Tuesday, 25 November 2014
Last updated 6 hours ago
Dec 5 2007 | 10:37am ET
Once regarded as specialized tools, North American institutions, specifically hedge funds, today use equity derivatives as a routine method of obtaining desired exposures and hedging positions.
The Greenwich Associates' 2007 North American Equity Derivatives Research Study found that nearly 85% of North American institutions trade single-stock options, up from 81% last year, while nearly 80% trade index options, up from 74%. Hedge funds remain the most active users at 93% and 86%, respectively.
The report also found that the use of futures fell from 65% in 2006 to 61% in 2007. Just more than half of the hedge funds participating in the report said they are active users of futures. And although hedge funds are the market's most active users of exchange-traded funds, the share of hedge funds reporting use dropped to 71% in 2007 from 81% the previous year. Conversely, the use of ETFs increased sharply among mutual funds.
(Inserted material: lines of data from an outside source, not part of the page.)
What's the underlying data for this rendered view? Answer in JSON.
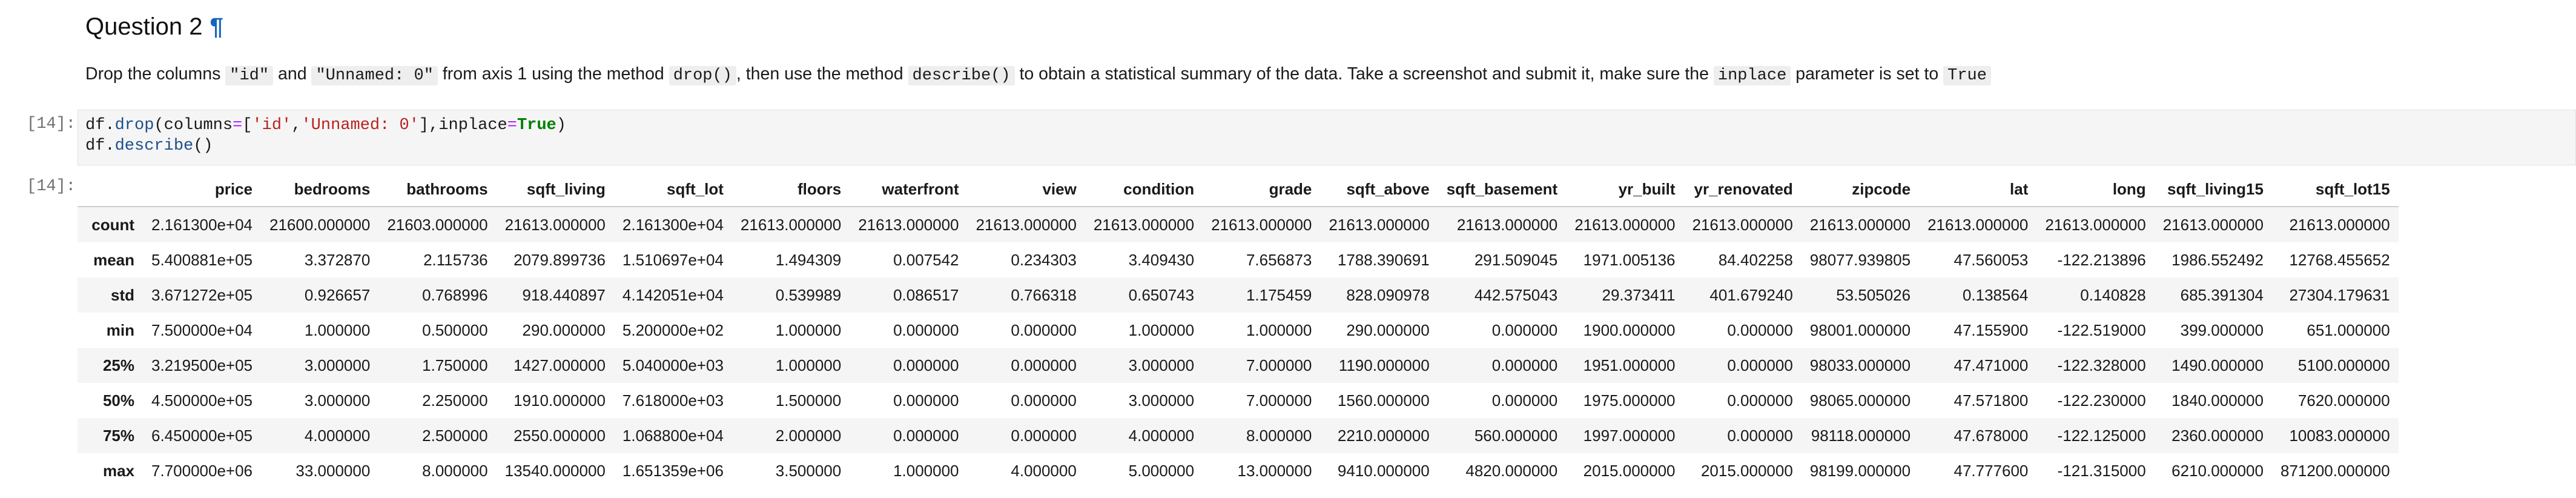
{
  "heading": {
    "title": "Question 2",
    "anchor": "¶"
  },
  "instruction": {
    "t1": "Drop the columns ",
    "c1": "\"id\"",
    "t2": " and ",
    "c2": "\"Unnamed: 0\"",
    "t3": " from axis 1 using the method ",
    "c3": "drop()",
    "t4": ", then use the method ",
    "c4": "describe()",
    "t5": " to obtain a statistical summary of the data. Take a screenshot and submit it, make sure the ",
    "c5": "inplace",
    "t6": " parameter is set to ",
    "c6": "True"
  },
  "input_cell": {
    "prompt": "[14]:",
    "line1": {
      "obj": "df",
      "dot": ".",
      "method": "drop",
      "open": "(",
      "kwarg": "columns",
      "eq": "=",
      "lbr": "[",
      "s1": "'id'",
      "comma": ",",
      "s2": "'Unnamed: 0'",
      "rbr": "]",
      "comma2": ",",
      "kwarg2": "inplace",
      "eq2": "=",
      "kwval": "True",
      "close": ")"
    },
    "line2": {
      "obj": "df",
      "dot": ".",
      "method": "describe",
      "parens": "()"
    }
  },
  "output_cell": {
    "prompt": "[14]:"
  },
  "table": {
    "columns": [
      "price",
      "bedrooms",
      "bathrooms",
      "sqft_living",
      "sqft_lot",
      "floors",
      "waterfront",
      "view",
      "condition",
      "grade",
      "sqft_above",
      "sqft_basement",
      "yr_built",
      "yr_renovated",
      "zipcode",
      "lat",
      "long",
      "sqft_living15",
      "sqft_lot15"
    ],
    "rows": [
      {
        "label": "count",
        "values": [
          "2.161300e+04",
          "21600.000000",
          "21603.000000",
          "21613.000000",
          "2.161300e+04",
          "21613.000000",
          "21613.000000",
          "21613.000000",
          "21613.000000",
          "21613.000000",
          "21613.000000",
          "21613.000000",
          "21613.000000",
          "21613.000000",
          "21613.000000",
          "21613.000000",
          "21613.000000",
          "21613.000000",
          "21613.000000"
        ]
      },
      {
        "label": "mean",
        "values": [
          "5.400881e+05",
          "3.372870",
          "2.115736",
          "2079.899736",
          "1.510697e+04",
          "1.494309",
          "0.007542",
          "0.234303",
          "3.409430",
          "7.656873",
          "1788.390691",
          "291.509045",
          "1971.005136",
          "84.402258",
          "98077.939805",
          "47.560053",
          "-122.213896",
          "1986.552492",
          "12768.455652"
        ]
      },
      {
        "label": "std",
        "values": [
          "3.671272e+05",
          "0.926657",
          "0.768996",
          "918.440897",
          "4.142051e+04",
          "0.539989",
          "0.086517",
          "0.766318",
          "0.650743",
          "1.175459",
          "828.090978",
          "442.575043",
          "29.373411",
          "401.679240",
          "53.505026",
          "0.138564",
          "0.140828",
          "685.391304",
          "27304.179631"
        ]
      },
      {
        "label": "min",
        "values": [
          "7.500000e+04",
          "1.000000",
          "0.500000",
          "290.000000",
          "5.200000e+02",
          "1.000000",
          "0.000000",
          "0.000000",
          "1.000000",
          "1.000000",
          "290.000000",
          "0.000000",
          "1900.000000",
          "0.000000",
          "98001.000000",
          "47.155900",
          "-122.519000",
          "399.000000",
          "651.000000"
        ]
      },
      {
        "label": "25%",
        "values": [
          "3.219500e+05",
          "3.000000",
          "1.750000",
          "1427.000000",
          "5.040000e+03",
          "1.000000",
          "0.000000",
          "0.000000",
          "3.000000",
          "7.000000",
          "1190.000000",
          "0.000000",
          "1951.000000",
          "0.000000",
          "98033.000000",
          "47.471000",
          "-122.328000",
          "1490.000000",
          "5100.000000"
        ]
      },
      {
        "label": "50%",
        "values": [
          "4.500000e+05",
          "3.000000",
          "2.250000",
          "1910.000000",
          "7.618000e+03",
          "1.500000",
          "0.000000",
          "0.000000",
          "3.000000",
          "7.000000",
          "1560.000000",
          "0.000000",
          "1975.000000",
          "0.000000",
          "98065.000000",
          "47.571800",
          "-122.230000",
          "1840.000000",
          "7620.000000"
        ]
      },
      {
        "label": "75%",
        "values": [
          "6.450000e+05",
          "4.000000",
          "2.500000",
          "2550.000000",
          "1.068800e+04",
          "2.000000",
          "0.000000",
          "0.000000",
          "4.000000",
          "8.000000",
          "2210.000000",
          "560.000000",
          "1997.000000",
          "0.000000",
          "98118.000000",
          "47.678000",
          "-122.125000",
          "2360.000000",
          "10083.000000"
        ]
      },
      {
        "label": "max",
        "values": [
          "7.700000e+06",
          "33.000000",
          "8.000000",
          "13540.000000",
          "1.651359e+06",
          "3.500000",
          "1.000000",
          "4.000000",
          "5.000000",
          "13.000000",
          "9410.000000",
          "4820.000000",
          "2015.000000",
          "2015.000000",
          "98199.000000",
          "47.777600",
          "-121.315000",
          "6210.000000",
          "871200.000000"
        ]
      }
    ]
  }
}
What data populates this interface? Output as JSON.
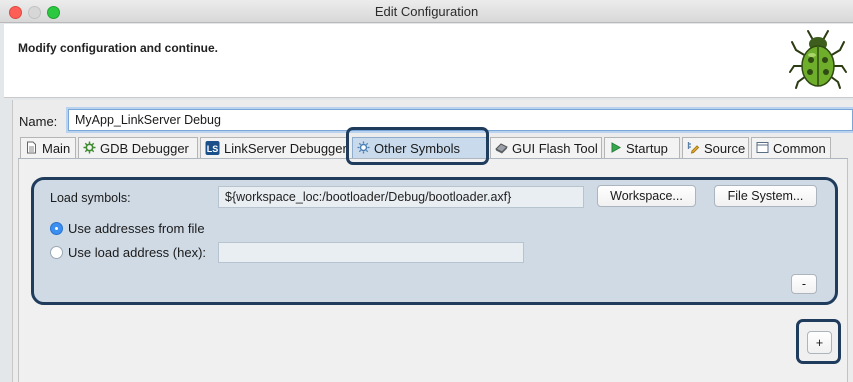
{
  "window": {
    "title": "Edit Configuration"
  },
  "header": {
    "message": "Modify configuration and continue."
  },
  "name_row": {
    "label": "Name:",
    "value": "MyApp_LinkServer Debug"
  },
  "tabs": [
    {
      "label": "Main",
      "icon": "document-icon"
    },
    {
      "label": "GDB Debugger",
      "icon": "bug-gear-icon"
    },
    {
      "label": "LinkServer Debugger",
      "icon": "ls-badge-icon",
      "badge": "LS"
    },
    {
      "label": "Other Symbols",
      "icon": "symbols-gear-icon",
      "active": true
    },
    {
      "label": "GUI Flash Tool",
      "icon": "chip-icon"
    },
    {
      "label": "Startup",
      "icon": "play-icon"
    },
    {
      "label": "Source",
      "icon": "source-lookup-icon"
    },
    {
      "label": "Common",
      "icon": "window-icon"
    }
  ],
  "symbols": {
    "load_label": "Load symbols:",
    "load_path": "${workspace_loc:/bootloader/Debug/bootloader.axf}",
    "workspace_button": "Workspace...",
    "file_system_button": "File System...",
    "radio_from_file": "Use addresses from file",
    "radio_load_address": "Use load address (hex):",
    "selected_option": "Use addresses from file",
    "remove_button": "-",
    "add_button": "+"
  },
  "colors": {
    "accent": "#3b8ff1",
    "highlight_outline": "#1f3c5c",
    "symbols_box_fill": "#cfdae5",
    "active_tab": "#c8daec"
  }
}
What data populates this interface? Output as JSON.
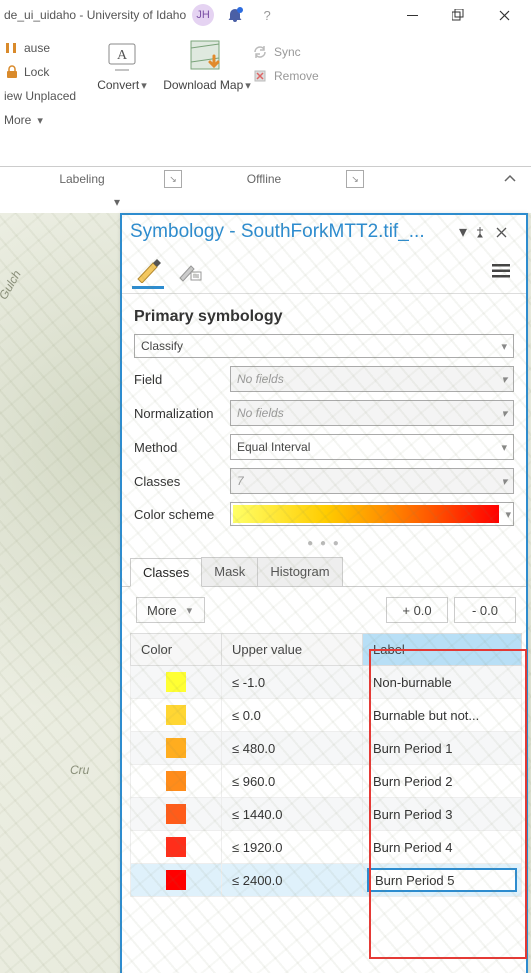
{
  "window": {
    "title": "de_ui_uidaho - University of Idaho",
    "user_initials": "JH"
  },
  "ribbon": {
    "pause": "ause",
    "lock": "Lock",
    "view_unplaced": "iew Unplaced",
    "more": "More",
    "convert": "Convert",
    "download": "Download Map",
    "sync": "Sync",
    "remove": "Remove",
    "group_labeling": "Labeling",
    "group_offline": "Offline"
  },
  "panel": {
    "title": "Symbology - SouthForkMTT2.tif_...",
    "section": "Primary symbology",
    "type_dd": "Classify",
    "field_label": "Field",
    "field_value": "No fields",
    "norm_label": "Normalization",
    "norm_value": "No fields",
    "method_label": "Method",
    "method_value": "Equal Interval",
    "classes_label": "Classes",
    "classes_value": "7",
    "scheme_label": "Color scheme",
    "tabs": {
      "classes": "Classes",
      "mask": "Mask",
      "histogram": "Histogram"
    },
    "more_btn": "More",
    "spin_plus": "+ 0.0",
    "spin_minus": "- 0.0",
    "table": {
      "head_color": "Color",
      "head_upper": "Upper value",
      "head_label": "Label",
      "rows": [
        {
          "color": "#ffff33",
          "upper": "≤   -1.0",
          "label": "Non-burnable"
        },
        {
          "color": "#ffd633",
          "upper": "≤   0.0",
          "label": "Burnable but not..."
        },
        {
          "color": "#ffad1f",
          "upper": "≤   480.0",
          "label": "Burn Period 1"
        },
        {
          "color": "#ff8c1a",
          "upper": "≤   960.0",
          "label": "Burn Period 2"
        },
        {
          "color": "#ff5c1a",
          "upper": "≤   1440.0",
          "label": "Burn Period 3"
        },
        {
          "color": "#ff2e1a",
          "upper": "≤   1920.0",
          "label": "Burn Period 4"
        },
        {
          "color": "#ff0000",
          "upper": "≤   2400.0",
          "label": "Burn Period 5"
        }
      ]
    }
  },
  "map": {
    "gulch": "Gulch",
    "cru": "Cru"
  }
}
Also, nearly a quarter of institutions say they use variance swaps, up from less than 20% in 2006. Between 14% and 20% of institutions report using dividend swaps, dispersion/correlation trades, sector swaps, portfolio swaps, and access products. Hedge funds were said to drive activity in most of these categories.
"The 'flow' or highly liquid equity derivatives business is surging," said Greenwich Associates consultant Jay Bennett. "Last year, the institutions targeted in our research generated an estimated $420 million of commissions for brokers on options trades—over the past 12 months that amount jumped to an estimated $775 million."
"Futures and options have become standard tools such as 120/20 and 130/30 investment strategies—we expect equity derivatives use to continue its rapid rise," said Greenwich Associates consultant John Colon.
The study included over 200 active investors in the U.S. and Canada, including 80 hedge funds.